There's nothing stopping you from setting up a server using a regular PC.However, Xeon chips have several advantages over Intel's standard chip lineup that make them attractive to enterprise users.

First, Xeon chips don't focus much on single-core performance, clock speeds, and a powerful single core by itself.Instead, you'll typically find these chips have a few cores, run at more conservative clock speeds, and in some cases, consume less power (in fact, you may encounter some servers that use passive convection cooling entirely instead of fan or water).

They focus on core count and multi-core performance, not single-core performance.Therefore, these computers are better suited for multi-threaded workloads, where having a powerful single core is not important.In this regard, Xeon chips are similar to AMD's Threadripper or Epyc lineups.These chips also have several cores running at lower clock speeds, providing unparalleled multi-core performance, while being weaker on the single-core side.

This also means that Xeon chips are not suitable for gaming.When you're gaming, single-core performance matters a lot to actual performance.Having a lot of cores isn't that important, as long as it's good cores, you can use a CPU with six to eight cores.If you have 16 or 24 cores and they're not fast, the game won't perform well.Few games benefit from having so many cores.However, multithreaded tasks are common in the commercial world.

Other differences include that they don't have integrated graphics (since you'll probably need a GPU to go with that too), and the Xeon chips don't support overclocking.

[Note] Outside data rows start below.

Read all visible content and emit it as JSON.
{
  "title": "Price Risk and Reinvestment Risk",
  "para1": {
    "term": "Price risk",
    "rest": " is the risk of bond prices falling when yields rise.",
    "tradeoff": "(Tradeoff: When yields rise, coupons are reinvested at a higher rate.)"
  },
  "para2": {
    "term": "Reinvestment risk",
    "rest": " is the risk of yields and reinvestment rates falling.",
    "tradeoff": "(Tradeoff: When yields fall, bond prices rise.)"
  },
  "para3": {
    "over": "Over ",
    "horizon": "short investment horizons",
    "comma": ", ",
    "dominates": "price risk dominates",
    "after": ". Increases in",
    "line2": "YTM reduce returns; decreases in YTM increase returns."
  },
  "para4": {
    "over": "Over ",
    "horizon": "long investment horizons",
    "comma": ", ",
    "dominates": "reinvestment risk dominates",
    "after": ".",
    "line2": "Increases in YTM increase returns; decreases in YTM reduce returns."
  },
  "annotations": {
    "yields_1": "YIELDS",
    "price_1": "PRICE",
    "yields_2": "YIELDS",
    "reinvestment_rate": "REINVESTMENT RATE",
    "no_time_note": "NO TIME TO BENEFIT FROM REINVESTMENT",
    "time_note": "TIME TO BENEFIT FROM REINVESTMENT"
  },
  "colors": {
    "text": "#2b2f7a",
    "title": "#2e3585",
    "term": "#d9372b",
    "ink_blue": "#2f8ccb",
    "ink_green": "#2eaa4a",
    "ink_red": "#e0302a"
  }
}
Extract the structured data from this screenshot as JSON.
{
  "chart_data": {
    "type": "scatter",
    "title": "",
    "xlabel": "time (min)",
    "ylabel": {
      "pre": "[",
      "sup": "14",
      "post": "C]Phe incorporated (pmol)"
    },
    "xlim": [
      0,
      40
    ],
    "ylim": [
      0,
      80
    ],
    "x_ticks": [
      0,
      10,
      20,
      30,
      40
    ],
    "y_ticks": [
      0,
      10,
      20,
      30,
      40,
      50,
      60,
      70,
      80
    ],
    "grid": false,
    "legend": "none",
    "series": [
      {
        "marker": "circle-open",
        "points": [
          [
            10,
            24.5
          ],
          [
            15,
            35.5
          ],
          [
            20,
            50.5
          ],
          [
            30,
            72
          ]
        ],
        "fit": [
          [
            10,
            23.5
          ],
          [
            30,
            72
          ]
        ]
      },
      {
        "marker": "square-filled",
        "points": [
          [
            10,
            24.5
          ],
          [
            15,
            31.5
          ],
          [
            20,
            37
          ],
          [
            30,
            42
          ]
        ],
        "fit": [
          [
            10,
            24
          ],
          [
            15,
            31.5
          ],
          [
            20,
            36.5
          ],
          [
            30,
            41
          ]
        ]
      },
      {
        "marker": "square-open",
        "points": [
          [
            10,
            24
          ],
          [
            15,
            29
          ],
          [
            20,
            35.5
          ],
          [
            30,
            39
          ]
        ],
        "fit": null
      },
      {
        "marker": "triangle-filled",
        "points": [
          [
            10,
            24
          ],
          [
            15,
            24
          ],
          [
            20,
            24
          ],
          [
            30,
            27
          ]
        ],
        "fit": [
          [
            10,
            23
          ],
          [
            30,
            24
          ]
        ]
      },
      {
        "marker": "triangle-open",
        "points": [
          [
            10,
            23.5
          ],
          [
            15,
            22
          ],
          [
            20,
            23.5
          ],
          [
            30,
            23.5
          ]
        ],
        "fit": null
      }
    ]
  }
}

Xeon Phi takes the core principles to the extreme, adding several smaller cores and more memory bandwidth.

They are also significantly more expensive than desktop chips.And we're not talking about a small difference.A consumer CPU can set you back $100 to $1000, and server/workstation chips in the $2000 to $10000 range are common.Of course, for big businesses, this may be something they can afford, but for any audiophile, unless they have a massive budget, it's definitely out of reach.

If you've ever wondered why the Mac Pro is so expensive, this is one reason.Of course, you could argue that these internals, despite being expensive, are still seriously overpriced, but that's another topic.

Should you buy Xeon chips?

 

For 99% of people who read this article, the answer is no.

For the right user, Xeon CPUs can be amazing.Like other chips in the same series, they are built to smash multi-threaded tasks.However, for the average user's workflow, Xeon CPUs may not provide any improvement, and in some cases, may even be worse.For example, it won't do your game any favors or substantially improve any part of your daily workflow.

We should clarify here that nothing will run badly, not even games, but you're not really getting your money's worth and you're not using the chip's full potential.At its best, it runs the same as if you were buying a $400 CPU -- only you're paying ten times as much.It's not really the best deal.However, this is not a chip for you after all.

If you're a power user or someone working in the enterprise space and want to build a workstation or server for a specific use case (like video editing or animation), that's a different story.If you've weighed the usual Xeon vs AMD Epyc/Threadripper debate, and you still want to go with Intel, then, by all means, go ahead and get one.This would be a great addition to your setup or rack.

This is not a CPU for the average consumer

Xeon chips are Intel's most expensive products, so many believe they're also the best the company has to offer in that sense.But that's not entirely true.They're the best chips for some situations, but for most of our readers, a Core i9 CPU will suffice.

As always, do your own research and see what works for you.